The same shift from wholesale to retail that interested Moncler is expected to happen at Stone Island, which Moncler Group acquired last December. “The big challenge there is to activate that change in the company culture that we had made at Moncler,” said Ruffini.
Real estate will drive the brand awareness of the Roberto Cavalli company in Dubai, where the fashion house’s owner, Damac Properties, is building the 70-story residential Cavalli Tower, located on the Dubai Marina, overlooking the Palm Jumeirah. The name of the development may anticipate an imminent rebranding of Roberto Cavalli into Cavalli, a move that general manager Ennio Fontana didn’t deny on the stage of the summit.
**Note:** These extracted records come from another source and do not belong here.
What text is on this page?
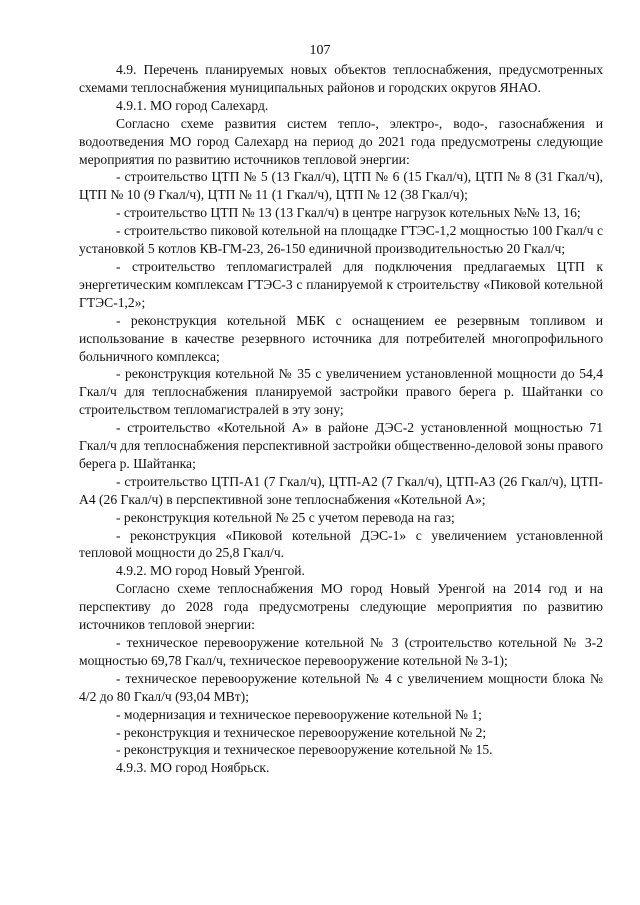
107

4.9. Перечень планируемых новых объектов теплоснабжения, предусмотренных схемами теплоснабжения муниципальных районов и городских округов ЯНАО.

4.9.1. МО город Салехард.

Согласно схеме развития систем тепло-, электро-, водо-, газоснабжения и водоотведения МО город Салехард на период до 2021 года предусмотрены следующие мероприятия по развитию источников тепловой энергии:

- строительство ЦТП № 5 (13 Гкал/ч), ЦТП № 6 (15 Гкал/ч), ЦТП № 8 (31 Гкал/ч), ЦТП № 10 (9 Гкал/ч), ЦТП № 11 (1 Гкал/ч), ЦТП № 12 (38 Гкал/ч);

- строительство ЦТП № 13 (13 Гкал/ч) в центре нагрузок котельных №№ 13, 16;

- строительство пиковой котельной на площадке ГТЭС-1,2 мощностью 100 Гкал/ч с установкой 5 котлов КВ-ГМ-23, 26-150 единичной производительностью 20 Гкал/ч;

- строительство тепломагистралей для подключения предлагаемых ЦТП к энергетическим комплексам ГТЭС-3 с планируемой к строительству «Пиковой котельной ГТЭС-1,2»;

- реконструкция котельной МБК с оснащением ее резервным топливом и использование в качестве резервного источника для потребителей многопрофильного больничного комплекса;

- реконструкция котельной № 35 с увеличением установленной мощности до 54,4 Гкал/ч для теплоснабжения планируемой застройки правого берега р. Шайтанки со строительством тепломагистралей в эту зону;

- строительство «Котельной А» в районе ДЭС-2 установленной мощностью 71 Гкал/ч для теплоснабжения перспективной застройки общественно-деловой зоны правого берега р. Шайтанка;

- строительство ЦТП-А1 (7 Гкал/ч), ЦТП-А2 (7 Гкал/ч), ЦТП-А3 (26 Гкал/ч), ЦТП-А4 (26 Гкал/ч) в перспективной зоне теплоснабжения «Котельной А»;

- реконструкция котельной № 25 с учетом перевода на газ;

- реконструкция «Пиковой котельной ДЭС-1» с увеличением установленной тепловой мощности до 25,8 Гкал/ч.

4.9.2. МО город Новый Уренгой.

Согласно схеме теплоснабжения МО город Новый Уренгой на 2014 год и на перспективу до 2028 года предусмотрены следующие мероприятия по развитию источников тепловой энергии:

- техническое перевооружение котельной № 3 (строительство котельной № 3-2 мощностью 69,78 Гкал/ч, техническое перевооружение котельной № 3-1);

- техническое перевооружение котельной № 4 с увеличением мощности блока № 4/2 до 80 Гкал/ч (93,04 МВт);

- модернизация и техническое перевооружение котельной № 1;

- реконструкция и техническое перевооружение котельной № 2;

- реконструкция и техническое перевооружение котельной № 15.

4.9.3. МО город Ноябрьск.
According to the manager, Cavalli, which in 2021 generated revenues of 60 million euros, is expected to reach break-even next year posting revenues of 80 million euros. “In four or five years, the goal is to generate revenues of between 160 and 180 million euros, royalties coming from licensees excluded,” Fontana said.
While Gruppo Florence, established in October 2020 to develop a platform supplying high-quality Made in Italy products to major luxury fashion brands, is broadening its portfolio to include 12 manufacturers, its CEO Attila Kiss said an initial public offering is in the company’s future, one that, once upcoming acquisitions are completed, will generate revenues of more than 170 million euros.
In a world getting more and more digital, human emotions still play a key role for the future of brands, according to Italian managers.
Lorenzo Osti, president of C.P. Company, which since passing under the control of Tristate Holding in 2016 saw its revenues grow to 80 million euros from 8 million euros, pointed to the rise of a new anthropomorphism in the industry — “where brands, like people, embrace ethical values,” said VF Corp. executive vice president and Europe, Middle East, Africa president Martino Scabbia Guerrini. He cited a “new digital empathy” connecting labels with consumers looking for specific values reflected in the products they buy.
According to a research conducted by PwC in Italy across Millennials and Gen Zers, the first group looks at the Made in Italy production as the factor mostly influencing the choice of a specific brand, while Gen Z is more sensitive to labels’ commitment to sustainability. Environmental responsibility also drives 42 percent of the purchases of secondhand items, that are mostly made in physical stores, while digital platforms are becoming more popular especially among Gen Zers. The PwC research also highlighted that almost the totality of those interviewed said they agreed with the Italian government’s decision to make mandatory, from Jan. 1, the recycling of both urban and commercial textile waste. However, if 34 percent of Gen Zers mainly select natural and sustainable products, 34 percent of Millennials takes in consideration best value for the money.